[Imports] Importing japanese train stations from Wikipedia

Thu Oct 11 16:39:41 BST 2012

Hi,

I have written a python script to complete the missing tags for japanese
train stations (like the missing romaji names (in latin alphabet) from
Wikipedia. I would like some confirmation that it is safe to import this
information.

At the beginning, I used to do everything manually:
- I downloaded a region in JOSM
- I found the stations with missing attributes
- most of the time, the japanese name was present, so I used it to find
the japanese wikipedia page (by just adding 駅 / "station" at the end of
the name)
- then I completed the names fields (romaji, english, french, kana,
name) if needed. I also looked at the english page because the romaji
name was sometimes better there (long vowels written with a macron)
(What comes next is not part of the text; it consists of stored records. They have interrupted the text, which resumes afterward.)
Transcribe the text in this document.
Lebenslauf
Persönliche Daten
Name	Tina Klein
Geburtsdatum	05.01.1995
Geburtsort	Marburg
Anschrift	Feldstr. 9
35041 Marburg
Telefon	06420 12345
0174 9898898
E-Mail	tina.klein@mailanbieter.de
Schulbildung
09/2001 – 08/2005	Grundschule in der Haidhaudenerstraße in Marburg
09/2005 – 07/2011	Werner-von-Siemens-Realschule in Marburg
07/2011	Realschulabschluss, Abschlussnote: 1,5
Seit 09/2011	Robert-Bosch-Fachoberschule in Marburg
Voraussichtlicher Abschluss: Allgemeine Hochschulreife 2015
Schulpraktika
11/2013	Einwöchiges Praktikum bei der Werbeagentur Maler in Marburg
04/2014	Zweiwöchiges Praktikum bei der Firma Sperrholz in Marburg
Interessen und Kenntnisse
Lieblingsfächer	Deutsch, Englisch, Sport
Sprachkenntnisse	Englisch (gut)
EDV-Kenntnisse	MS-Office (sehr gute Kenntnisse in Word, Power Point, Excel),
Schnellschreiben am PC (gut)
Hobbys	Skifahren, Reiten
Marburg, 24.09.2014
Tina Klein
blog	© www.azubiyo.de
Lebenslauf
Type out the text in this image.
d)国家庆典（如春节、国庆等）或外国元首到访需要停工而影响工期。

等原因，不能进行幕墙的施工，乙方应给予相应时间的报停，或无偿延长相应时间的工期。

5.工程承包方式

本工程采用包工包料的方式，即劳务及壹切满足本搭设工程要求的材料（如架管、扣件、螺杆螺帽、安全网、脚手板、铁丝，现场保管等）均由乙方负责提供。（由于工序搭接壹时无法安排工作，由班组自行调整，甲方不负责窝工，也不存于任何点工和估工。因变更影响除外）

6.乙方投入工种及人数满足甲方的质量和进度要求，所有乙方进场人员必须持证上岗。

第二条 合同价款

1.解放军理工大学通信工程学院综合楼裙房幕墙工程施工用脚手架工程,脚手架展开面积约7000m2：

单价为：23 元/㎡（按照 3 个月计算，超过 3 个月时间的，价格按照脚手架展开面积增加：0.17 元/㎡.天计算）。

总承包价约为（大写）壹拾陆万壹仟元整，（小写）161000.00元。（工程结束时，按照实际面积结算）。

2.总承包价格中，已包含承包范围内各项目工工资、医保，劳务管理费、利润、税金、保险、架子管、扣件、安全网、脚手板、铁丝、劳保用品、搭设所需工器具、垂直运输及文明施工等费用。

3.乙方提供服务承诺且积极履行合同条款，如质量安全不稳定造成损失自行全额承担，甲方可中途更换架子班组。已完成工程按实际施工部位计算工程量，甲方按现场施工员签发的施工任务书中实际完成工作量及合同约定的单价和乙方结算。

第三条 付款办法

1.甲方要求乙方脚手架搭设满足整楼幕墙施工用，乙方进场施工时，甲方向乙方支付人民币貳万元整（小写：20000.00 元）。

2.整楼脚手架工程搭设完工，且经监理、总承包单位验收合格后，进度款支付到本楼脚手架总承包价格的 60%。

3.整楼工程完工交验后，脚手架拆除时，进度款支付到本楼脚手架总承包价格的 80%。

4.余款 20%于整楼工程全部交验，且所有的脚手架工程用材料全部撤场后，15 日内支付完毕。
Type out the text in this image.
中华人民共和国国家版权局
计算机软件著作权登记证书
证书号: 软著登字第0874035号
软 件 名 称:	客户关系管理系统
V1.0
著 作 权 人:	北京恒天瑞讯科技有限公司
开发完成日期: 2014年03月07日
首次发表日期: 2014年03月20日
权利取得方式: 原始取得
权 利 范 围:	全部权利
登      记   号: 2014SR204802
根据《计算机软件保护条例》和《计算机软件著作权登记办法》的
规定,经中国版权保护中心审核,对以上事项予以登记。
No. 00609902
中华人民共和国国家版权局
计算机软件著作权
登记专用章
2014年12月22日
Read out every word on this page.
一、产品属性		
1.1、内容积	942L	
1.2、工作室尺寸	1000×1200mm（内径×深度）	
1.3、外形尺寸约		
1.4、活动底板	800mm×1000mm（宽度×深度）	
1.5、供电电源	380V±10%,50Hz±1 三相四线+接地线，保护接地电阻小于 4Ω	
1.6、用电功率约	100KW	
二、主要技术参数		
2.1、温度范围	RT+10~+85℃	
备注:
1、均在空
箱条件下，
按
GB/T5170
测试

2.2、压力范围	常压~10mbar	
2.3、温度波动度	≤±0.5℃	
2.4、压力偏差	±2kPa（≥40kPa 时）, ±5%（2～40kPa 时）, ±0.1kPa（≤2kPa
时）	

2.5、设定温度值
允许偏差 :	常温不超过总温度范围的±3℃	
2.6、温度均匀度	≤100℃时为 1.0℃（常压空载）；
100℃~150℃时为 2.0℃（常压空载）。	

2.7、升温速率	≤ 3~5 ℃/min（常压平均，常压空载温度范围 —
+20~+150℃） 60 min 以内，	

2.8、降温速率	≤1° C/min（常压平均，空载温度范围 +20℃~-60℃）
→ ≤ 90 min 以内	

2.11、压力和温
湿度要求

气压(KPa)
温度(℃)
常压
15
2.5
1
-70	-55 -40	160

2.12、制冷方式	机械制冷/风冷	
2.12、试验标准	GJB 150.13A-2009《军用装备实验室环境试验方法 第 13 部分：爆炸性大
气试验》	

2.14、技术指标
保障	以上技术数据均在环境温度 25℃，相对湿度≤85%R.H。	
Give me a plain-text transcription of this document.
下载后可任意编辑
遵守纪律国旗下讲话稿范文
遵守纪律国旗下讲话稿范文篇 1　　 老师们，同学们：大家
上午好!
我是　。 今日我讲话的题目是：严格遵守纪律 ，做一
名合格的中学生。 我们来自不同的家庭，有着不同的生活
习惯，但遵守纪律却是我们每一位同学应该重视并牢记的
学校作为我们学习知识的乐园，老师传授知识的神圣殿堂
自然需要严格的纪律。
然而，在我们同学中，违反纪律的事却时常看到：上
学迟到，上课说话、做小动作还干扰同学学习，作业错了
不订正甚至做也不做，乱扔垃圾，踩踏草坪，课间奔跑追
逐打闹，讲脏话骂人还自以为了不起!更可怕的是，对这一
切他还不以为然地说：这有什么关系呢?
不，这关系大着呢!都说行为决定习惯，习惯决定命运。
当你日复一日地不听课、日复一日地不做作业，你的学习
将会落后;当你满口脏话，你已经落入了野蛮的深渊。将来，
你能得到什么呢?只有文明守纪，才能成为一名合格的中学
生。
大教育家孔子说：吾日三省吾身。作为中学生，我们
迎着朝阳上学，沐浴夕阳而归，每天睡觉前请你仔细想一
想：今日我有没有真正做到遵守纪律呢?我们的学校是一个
It was quite long, so I automated the task:
- I still have to download the stations in JOSM (using the relations
saves a lot of time)
- I export that to an XML
- I find the nodes being a station
- if a romaji name is present (romaji, english, french), I use it to
complete the others
- I download the Japanese and English Wikipedia pages and extract the info
- I complete the missing attributes
- I put the modified node into another XML
- I open it in JOSM
- Double-check manually that it looks fine and commit
Note that it does not handle the disambiguation pages (when two stations
have the same name). And it is not really clean at it is done by
extracting data from HTML.

I would like to know what do you think about that, concerning the
legality of the import (I hope that the stations information was not put
illegally in Wikipedia), and also if you have an idea to improve the
process (for example to remove the need to download manually the nodes
in JOSM).

Cheers,
Fabien

PS: my japanese is pretty poor :-)